The great (graphics) wasteland

In 1961, Federal Communications Commission member Newton Minow addressed the National Association of Broadcasters in Washington, DC. What he said infuriated broadcasters, but it happened to be true.

Minow said, "When television is bad, nothing is worse. I invite you to sit down in front of your television set when the station goes on the air ... and keep your eyes glued to that set until the station goes off. I can assure you that you will observe a vast wasteland."

Those words, with only minor changes, can easily be applied today to the World Wide Web. Allow me to paraphrase Minow: When the Web is bad, nothing is worse. I invite you to sit down in front of your computer and visit Web sites randomly for a day. I assure you that you will observe a vast wasteland.

The most serious problem is the overuse of graphics, javascript applets (termed "craplets" by John Dvorak), and animations. A close second is the use of self-serving fluff in place of useful information.

The problem

Too many Web site designers confuse flash with substance. Too many Web site designers forget that most people who use the Web are still doing so with a standard modem. Too many Web site designers seem to belong to the TONE school — "technique only, nothing else."

I like pretty pictures and graphic effects as much as anyone else. In fact, I’m one of those people who buy computer games just to observe the programming. Computer games quickly become boring to me because I’m not particularly good at solving maze-type puzzles and shoot-em-up games don’t really appeal to me. But game programmers are on the leading edge. They show where standard computer programs and operating system interfaces are going.

Unfortunately, much of what can be done on a "local machine" can’t be done over the Internet because the connection is so slow. When Web site designers get too far ahead of the available hardware, their designs fail.

The solution

If you’re planning to use a Web site to communicate with business people, it’s important to make a design that’s appropriate. Everybody is impatient. Attention spans are said to be measured in nanoseconds, which is only a bit of an overstatement. This is particularly true for business-to-business sites.

The business person who comes to your site probably wants information, not entertainment. They don’t want to spend time waiting for a "cute" site to load. They don’t want fluff. So the rules are simple:

  • Give visitors the information that they want and they’ll be happy.
  • Give visitors anything else and they’ll be unhappy.

Every graphic on your Web site should earn its position — just like a football player might earn a starting position.

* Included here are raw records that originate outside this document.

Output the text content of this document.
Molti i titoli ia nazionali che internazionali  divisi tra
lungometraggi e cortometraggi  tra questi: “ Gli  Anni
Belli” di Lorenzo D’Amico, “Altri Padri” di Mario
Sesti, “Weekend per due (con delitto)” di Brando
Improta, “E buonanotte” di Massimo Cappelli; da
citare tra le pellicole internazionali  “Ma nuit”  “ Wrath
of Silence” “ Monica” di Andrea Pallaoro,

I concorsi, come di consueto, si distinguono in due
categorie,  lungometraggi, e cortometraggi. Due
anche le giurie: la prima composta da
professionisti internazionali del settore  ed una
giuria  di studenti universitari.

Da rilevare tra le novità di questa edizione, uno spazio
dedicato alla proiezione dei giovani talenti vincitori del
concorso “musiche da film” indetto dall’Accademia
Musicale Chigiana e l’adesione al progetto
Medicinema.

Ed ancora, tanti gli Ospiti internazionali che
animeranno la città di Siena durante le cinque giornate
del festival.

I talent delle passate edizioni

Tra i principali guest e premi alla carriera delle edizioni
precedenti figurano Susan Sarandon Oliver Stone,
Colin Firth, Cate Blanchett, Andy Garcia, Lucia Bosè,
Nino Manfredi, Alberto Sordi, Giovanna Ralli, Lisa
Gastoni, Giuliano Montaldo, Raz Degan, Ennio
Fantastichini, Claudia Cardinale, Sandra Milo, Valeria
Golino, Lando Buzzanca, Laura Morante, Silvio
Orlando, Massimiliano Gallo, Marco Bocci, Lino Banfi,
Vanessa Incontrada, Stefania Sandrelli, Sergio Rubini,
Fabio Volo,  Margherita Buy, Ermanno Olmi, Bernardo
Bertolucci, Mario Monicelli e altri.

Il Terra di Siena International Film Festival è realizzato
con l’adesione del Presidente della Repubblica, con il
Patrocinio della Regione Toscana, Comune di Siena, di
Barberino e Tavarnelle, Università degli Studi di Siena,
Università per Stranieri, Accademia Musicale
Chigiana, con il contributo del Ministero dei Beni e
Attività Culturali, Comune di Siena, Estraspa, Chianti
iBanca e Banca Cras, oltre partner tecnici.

If the graphic adds nothing that’s essential to your site, it shouldn’t be there. Period.

Are you using a graphic instead of text anywhere? Some purists recommend eliminating all such graphics. I take a more pragmatic view. Just as food prepared without spices is bland, a Web site with no graphics is too plain. To take the food analogy further, just as an over-spiced meal is unappetizing, so is a too-complex Web site unappealing.

How to reduce load time

Examine every image on your site with an eye to making the file size smaller. Can you reduce the quality of a JPG image a bit to conserve load time? Experiment with various quality settings because some images can accept a lot of degradation without showing it. Conversely, other images can accept very little degradation before the quality becomes unacceptable. This, clearly, involves judgment and decisions.

Many GIF images that have 256-color pallets (or 216-color web-safe pallets) could have the pallet reduced to 128 colors, 64 colors, or 32 colors without harming the image. More judgment calls!

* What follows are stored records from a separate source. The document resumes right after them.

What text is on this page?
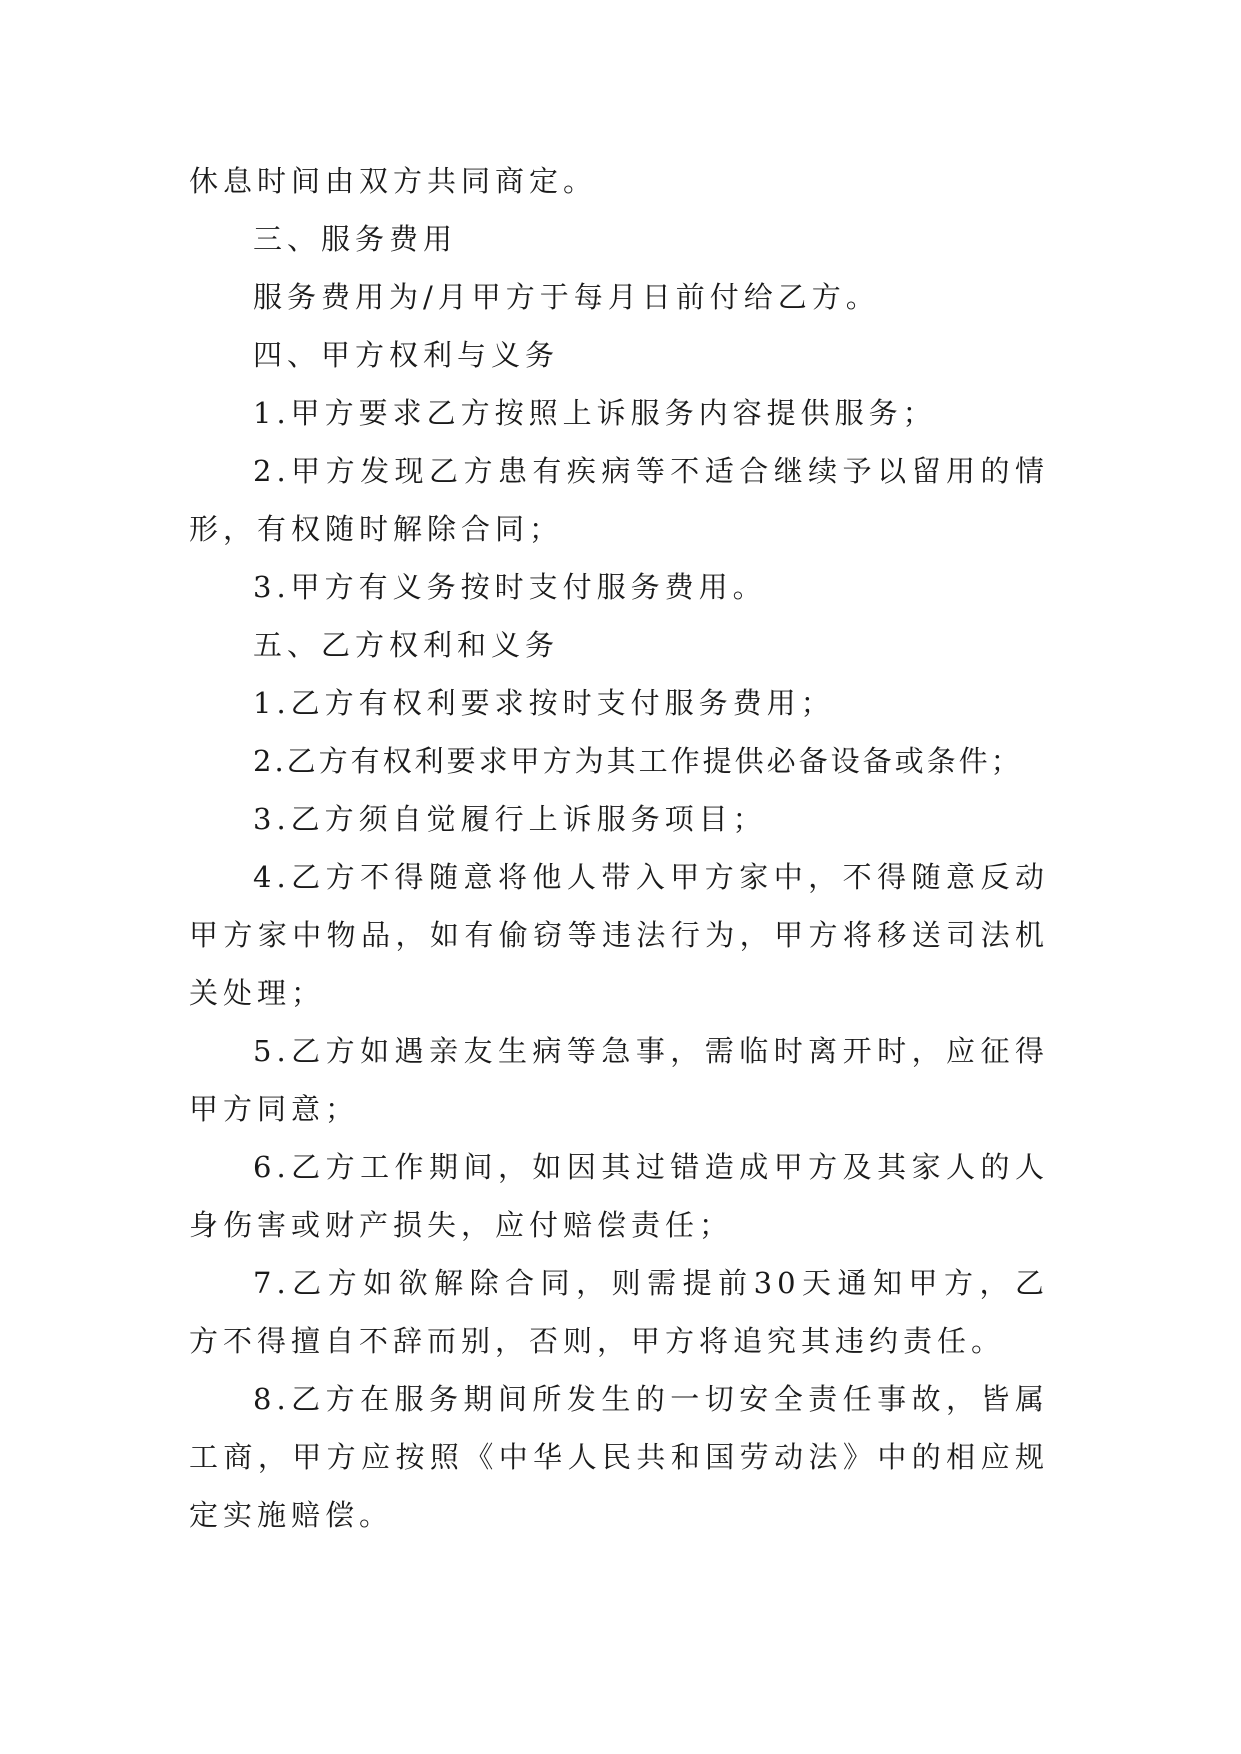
休息时间由双方共同商定。

三、服务费用

服务费用为/月甲方于每月日前付给乙方。

四、甲方权利与义务

1.甲方要求乙方按照上诉服务内容提供服务；

2.甲方发现乙方患有疾病等不适合继续予以留用的情形，有权随时解除合同；

3.甲方有义务按时支付服务费用。

五、乙方权利和义务

1.乙方有权利要求按时支付服务费用；

2.乙方有权利要求甲方为其工作提供必备设备或条件；

3.乙方须自觉履行上诉服务项目；

4.乙方不得随意将他人带入甲方家中，不得随意反动甲方家中物品，如有偷窃等违法行为，甲方将移送司法机关处理；

5.乙方如遇亲友生病等急事，需临时离开时，应征得甲方同意；

6.乙方工作期间，如因其过错造成甲方及其家人的人身伤害或财产损失，应付赔偿责任；

7.乙方如欲解除合同，则需提前30天通知甲方，乙方不得擅自不辞而别，否则，甲方将追究其违约责任。

8.乙方在服务期间所发生的一切安全责任事故，皆属工商，甲方应按照《中华人民共和国劳动法》中的相应规定实施赔偿。
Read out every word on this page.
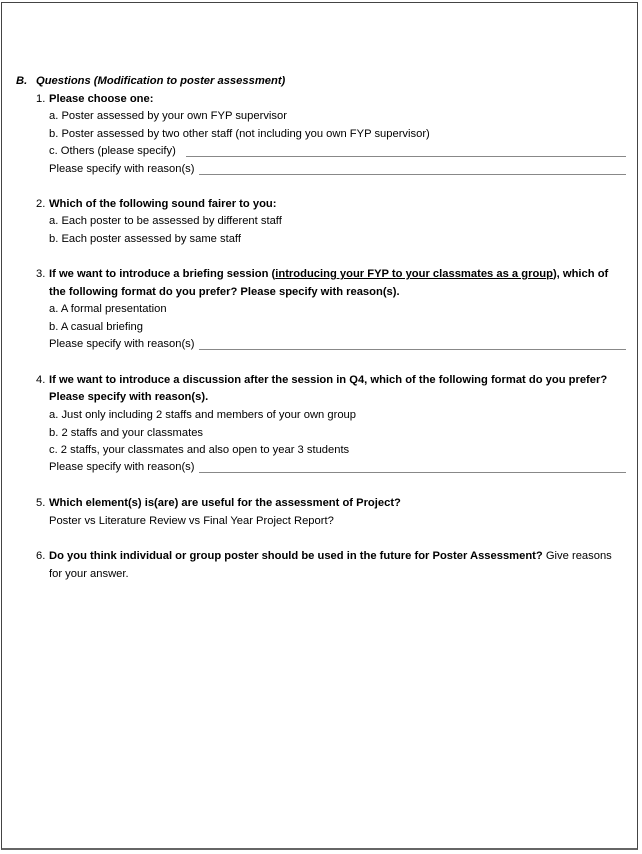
B. Questions (Modification to poster assessment)
1. Please choose one:
a. Poster assessed by your own FYP supervisor
b. Poster assessed by two other staff (not including you own FYP supervisor)
c. Others (please specify)
Please specify with reason(s)
2. Which of the following sound fairer to you:
a. Each poster to be assessed by different staff
b. Each poster assessed by same staff
3. If we want to introduce a briefing session (introducing your FYP to your classmates as a group), which of
the following format do you prefer? Please specify with reason(s).
a. A formal presentation
b. A casual briefing
Please specify with reason(s)
4. If we want to introduce a discussion after the session in Q4, which of the following format do you prefer?
Please specify with reason(s).
a. Just only including 2 staffs and members of your own group
b. 2 staffs and your classmates
c. 2 staffs, your classmates and also open to year 3 students
Please specify with reason(s)
5. Which element(s) is(are) are useful for the assessment of Project?
Poster vs Literature Review vs Final Year Project Report?
6. Do you think individual or group poster should be used in the future for Poster Assessment? Give reasons
for your answer.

There simply aren’t any rules. Obtaining the right look and a reasonable load time involves balancing many considerations. Should you use a table to align text and graphic elements? This will make your page look better, but large tables can increase load times. Fortunately, this is easily fixed: Breaking one large table into several smaller tables keeps the look you want and reduces the apparent load time.

Aha! Just as "image is reality," your Web site’s apparent load time its load time in the eyes of those who visit your Web site. If that’s too Zen-like, consider this: If the first part of a page loads in 5 seconds, the user thinks the page has loaded in 5 seconds. The remainder of the page may take an additional 30 seconds to load, but the person who’s looking at the site can begin reading in 5 seconds. That’s the apparent load time.

Smoke and mirrors? You bet! A good magician will misdirect your attention so that you don’t see the dirty work. A good Web site does the same thing.

Improvements? Not anytime soon!

This isn’t going to change anytime soon. You’ve heard about cable modems, ISDN, the Internet by satellite, and the coming ADSL connections. These will help, but they won’t make today’s dreams possible. I have a cable modem. When my path to a Web site is good and when the Web site isn’t overloaded, a well-designed page pops up almost instantly. But sites with too many graphics, video, audio, and animations are still depressingly slow.

No matter how fast the connection between my computer and my Internet service provider, the data from the remote Web site still has to travel over the Internet "backbone" and that backbone was never designed with graphics, video, sound, and animation in mind. Even the coming "Internet II" (when and if it becomes available to the general public) won’t solve the problem.

Streaming video, audio, and such are still novelties. Use them at your own peril. For today, tomorrow, and the foreseeable future, if your goal is communication, keep it simple — and fast.